Segurança: Eunício consegue aprovar reforma da Lei de Execuções Penais

Matéria segue agora para análise da Câmara dos Deputados

Conforme prometido pelo presidente do Congresso Nacional, Senador Eunício Oliveira, o Senado priorizou a pauta de segurança pública nesta quarta-feira (04) e aprovou um substitutivo ao Projeto de Lei (PLS 513/13) que atualiza a Lei de Execuções Penais.

A matéria segue agora para análise da Câmara dos Deputados.

Ainda antes de assumir a presidência do Senado, Eunício foi relator da matéria, mas teve que abrir mão da responsabilidade para exercer as atividades do cargo.

O novo texto aprovado pelos senadores atualiza a Lei de Execução Penal, que está em vigor desde 1984.

Eunício observou que a matéria busca corrigir muitas distorções do atual sistema carcerário. “Há muitos anos o Brasil enfrenta uma grave crise no sistema carcerário e é preciso corrigir essas distorções, e atrelada a outras ações, buscar uma melhoria em todo esse cenário”, disse. 

Algumas das distorções avaliadas pelos senadores são o excesso de presos provisórios; a falta de vagas para cumprimento dos diversos regimes de pena e a superlotação nos estabelecimentos prisionais.

Avanços

O substitutivo mantém, por exemplo, a determinação de se realizar mutirões para avaliar a situação dos presos recolhidos sempre que um estabelecimento penal atingir a sua capacidade máxima. Após isso, se a lotação não for normalizada, deverá ser antecipada a liberdade dos detentos mais próximos do cumprimento da pena.

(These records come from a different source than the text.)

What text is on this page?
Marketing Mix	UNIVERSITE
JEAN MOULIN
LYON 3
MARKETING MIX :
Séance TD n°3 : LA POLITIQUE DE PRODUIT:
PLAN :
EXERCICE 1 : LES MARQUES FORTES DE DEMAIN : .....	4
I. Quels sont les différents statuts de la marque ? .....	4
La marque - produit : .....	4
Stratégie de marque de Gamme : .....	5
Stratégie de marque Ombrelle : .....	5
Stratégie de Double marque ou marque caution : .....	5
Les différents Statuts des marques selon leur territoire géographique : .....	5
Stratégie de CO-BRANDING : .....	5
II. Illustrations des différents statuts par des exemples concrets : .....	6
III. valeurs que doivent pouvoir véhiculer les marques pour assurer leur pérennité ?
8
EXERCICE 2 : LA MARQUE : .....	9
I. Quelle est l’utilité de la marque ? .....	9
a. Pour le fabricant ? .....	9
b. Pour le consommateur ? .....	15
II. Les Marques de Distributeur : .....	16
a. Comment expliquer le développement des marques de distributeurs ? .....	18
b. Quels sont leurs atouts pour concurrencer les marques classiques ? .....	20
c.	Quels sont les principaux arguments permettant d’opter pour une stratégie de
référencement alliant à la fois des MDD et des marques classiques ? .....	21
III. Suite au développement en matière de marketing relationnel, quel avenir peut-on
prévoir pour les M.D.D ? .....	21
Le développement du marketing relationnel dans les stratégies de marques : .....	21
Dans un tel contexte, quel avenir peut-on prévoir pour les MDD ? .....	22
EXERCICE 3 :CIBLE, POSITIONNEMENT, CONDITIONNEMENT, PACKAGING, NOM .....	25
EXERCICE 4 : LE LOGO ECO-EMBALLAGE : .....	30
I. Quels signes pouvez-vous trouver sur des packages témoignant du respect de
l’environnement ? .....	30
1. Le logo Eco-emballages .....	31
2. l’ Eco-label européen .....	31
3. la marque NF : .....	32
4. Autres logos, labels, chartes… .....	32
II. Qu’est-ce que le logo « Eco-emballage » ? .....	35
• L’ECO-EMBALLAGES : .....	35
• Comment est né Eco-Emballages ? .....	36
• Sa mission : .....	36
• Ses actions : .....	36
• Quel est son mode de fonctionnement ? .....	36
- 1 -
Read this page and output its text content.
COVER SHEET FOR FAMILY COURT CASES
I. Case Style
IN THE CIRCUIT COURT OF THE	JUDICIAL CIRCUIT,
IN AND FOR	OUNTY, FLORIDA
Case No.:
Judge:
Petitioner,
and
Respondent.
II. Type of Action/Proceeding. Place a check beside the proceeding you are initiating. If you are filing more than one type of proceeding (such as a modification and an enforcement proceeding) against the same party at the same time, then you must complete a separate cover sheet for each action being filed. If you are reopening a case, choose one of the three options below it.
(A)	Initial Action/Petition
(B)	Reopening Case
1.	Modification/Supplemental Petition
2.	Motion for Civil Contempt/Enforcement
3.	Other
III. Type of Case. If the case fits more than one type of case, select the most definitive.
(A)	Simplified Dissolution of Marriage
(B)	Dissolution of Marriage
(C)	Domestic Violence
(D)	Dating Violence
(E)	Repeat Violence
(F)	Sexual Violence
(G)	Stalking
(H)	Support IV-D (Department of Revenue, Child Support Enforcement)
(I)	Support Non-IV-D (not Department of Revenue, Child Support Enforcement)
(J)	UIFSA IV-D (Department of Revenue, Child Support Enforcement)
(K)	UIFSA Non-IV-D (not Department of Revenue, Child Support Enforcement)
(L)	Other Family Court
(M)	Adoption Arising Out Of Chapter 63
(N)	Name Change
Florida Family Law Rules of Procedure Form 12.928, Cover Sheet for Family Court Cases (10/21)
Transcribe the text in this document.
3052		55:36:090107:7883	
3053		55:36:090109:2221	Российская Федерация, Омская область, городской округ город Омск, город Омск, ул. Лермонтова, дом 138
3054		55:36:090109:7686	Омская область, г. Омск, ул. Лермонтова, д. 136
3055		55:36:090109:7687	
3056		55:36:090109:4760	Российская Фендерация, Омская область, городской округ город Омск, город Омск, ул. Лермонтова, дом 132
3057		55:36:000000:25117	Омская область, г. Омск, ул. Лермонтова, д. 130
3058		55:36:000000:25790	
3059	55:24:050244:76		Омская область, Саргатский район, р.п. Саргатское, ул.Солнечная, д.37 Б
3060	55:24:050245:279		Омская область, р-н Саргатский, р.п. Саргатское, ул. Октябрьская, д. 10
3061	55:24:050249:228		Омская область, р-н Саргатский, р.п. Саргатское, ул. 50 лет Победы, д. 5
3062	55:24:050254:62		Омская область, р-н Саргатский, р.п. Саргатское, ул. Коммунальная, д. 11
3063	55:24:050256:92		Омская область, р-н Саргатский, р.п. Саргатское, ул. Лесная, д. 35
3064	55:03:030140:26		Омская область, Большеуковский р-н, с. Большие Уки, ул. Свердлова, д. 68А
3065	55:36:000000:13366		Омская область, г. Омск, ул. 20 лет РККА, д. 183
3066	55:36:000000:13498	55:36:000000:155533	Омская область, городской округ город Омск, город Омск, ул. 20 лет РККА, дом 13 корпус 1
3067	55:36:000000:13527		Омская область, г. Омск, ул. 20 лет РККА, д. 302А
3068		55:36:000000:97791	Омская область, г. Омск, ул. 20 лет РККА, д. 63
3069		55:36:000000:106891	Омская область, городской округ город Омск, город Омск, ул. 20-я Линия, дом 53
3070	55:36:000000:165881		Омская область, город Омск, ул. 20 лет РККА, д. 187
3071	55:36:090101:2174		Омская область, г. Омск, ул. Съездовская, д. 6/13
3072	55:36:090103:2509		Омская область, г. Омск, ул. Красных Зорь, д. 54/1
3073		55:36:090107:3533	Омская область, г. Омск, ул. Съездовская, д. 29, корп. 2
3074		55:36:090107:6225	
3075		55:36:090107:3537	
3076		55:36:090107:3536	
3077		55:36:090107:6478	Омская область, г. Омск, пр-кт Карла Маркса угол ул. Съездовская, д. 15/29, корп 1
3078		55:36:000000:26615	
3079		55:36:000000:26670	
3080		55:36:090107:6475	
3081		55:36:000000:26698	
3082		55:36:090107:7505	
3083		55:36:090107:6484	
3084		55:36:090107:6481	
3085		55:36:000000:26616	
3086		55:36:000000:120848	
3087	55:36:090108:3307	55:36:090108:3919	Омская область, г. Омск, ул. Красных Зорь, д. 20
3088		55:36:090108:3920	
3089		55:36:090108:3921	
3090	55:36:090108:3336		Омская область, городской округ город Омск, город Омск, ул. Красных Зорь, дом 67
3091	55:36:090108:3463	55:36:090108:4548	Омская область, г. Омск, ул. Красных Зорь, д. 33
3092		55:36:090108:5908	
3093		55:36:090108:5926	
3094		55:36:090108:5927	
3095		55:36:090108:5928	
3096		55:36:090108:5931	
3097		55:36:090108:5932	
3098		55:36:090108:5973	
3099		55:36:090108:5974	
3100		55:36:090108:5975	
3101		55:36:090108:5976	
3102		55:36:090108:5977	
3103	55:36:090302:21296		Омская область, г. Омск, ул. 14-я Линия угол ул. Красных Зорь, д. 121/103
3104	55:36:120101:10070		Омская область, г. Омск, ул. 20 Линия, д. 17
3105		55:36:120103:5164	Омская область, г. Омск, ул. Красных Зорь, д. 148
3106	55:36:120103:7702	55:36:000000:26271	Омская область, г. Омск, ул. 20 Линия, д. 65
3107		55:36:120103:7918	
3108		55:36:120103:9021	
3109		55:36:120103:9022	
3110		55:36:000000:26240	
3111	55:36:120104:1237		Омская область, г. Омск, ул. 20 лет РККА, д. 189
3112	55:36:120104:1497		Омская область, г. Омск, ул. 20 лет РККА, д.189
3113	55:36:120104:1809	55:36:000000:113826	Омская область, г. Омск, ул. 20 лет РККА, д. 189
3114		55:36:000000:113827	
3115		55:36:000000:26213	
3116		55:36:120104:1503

A proposta permite a redução da pena imposta ao condenado pela prática da leitura. O mesmo viés educacional está presente em outra emenda que inclui a matrícula em atividade esportiva como benefício para cumprimento da punição.

Além disso, o parecer prevê a possibilidade de cumprimento da pena de prisão em estabelecimento administrado por organizações da sociedade civil, a exemplo das Associações de Proteção e Assistência aos Condenados (APACs).

O PLS 513/2013 recebeu um capítulo para tratar exclusivamente dos presos indígenas. A primeira preocupação foi determinar que a execução da pena não poderá impor perda da identidade dos índios, que deverão ter respeitados os valores protegidos pela Constituição.

Foi dada a garantia aos indígenas, na hipótese de as regras em vigor na prisão não serem assimiladas por razões socioculturais, a possibilidade de eles serem liberados da punição.

A questão das drogas também foi abordada no substitutivo. O juiz da execução penal terá que usar critérios objetivos para apurar se a droga apreendida com o acusado se destinava ou não a consumo pessoal.

O traficante primário e sem envolvimento com organização criminosa poderá ser beneficiado com a suspensão condicional do processo ou com a transação penal, uma espécie de acordo com o Ministério Público para se evitar o processo.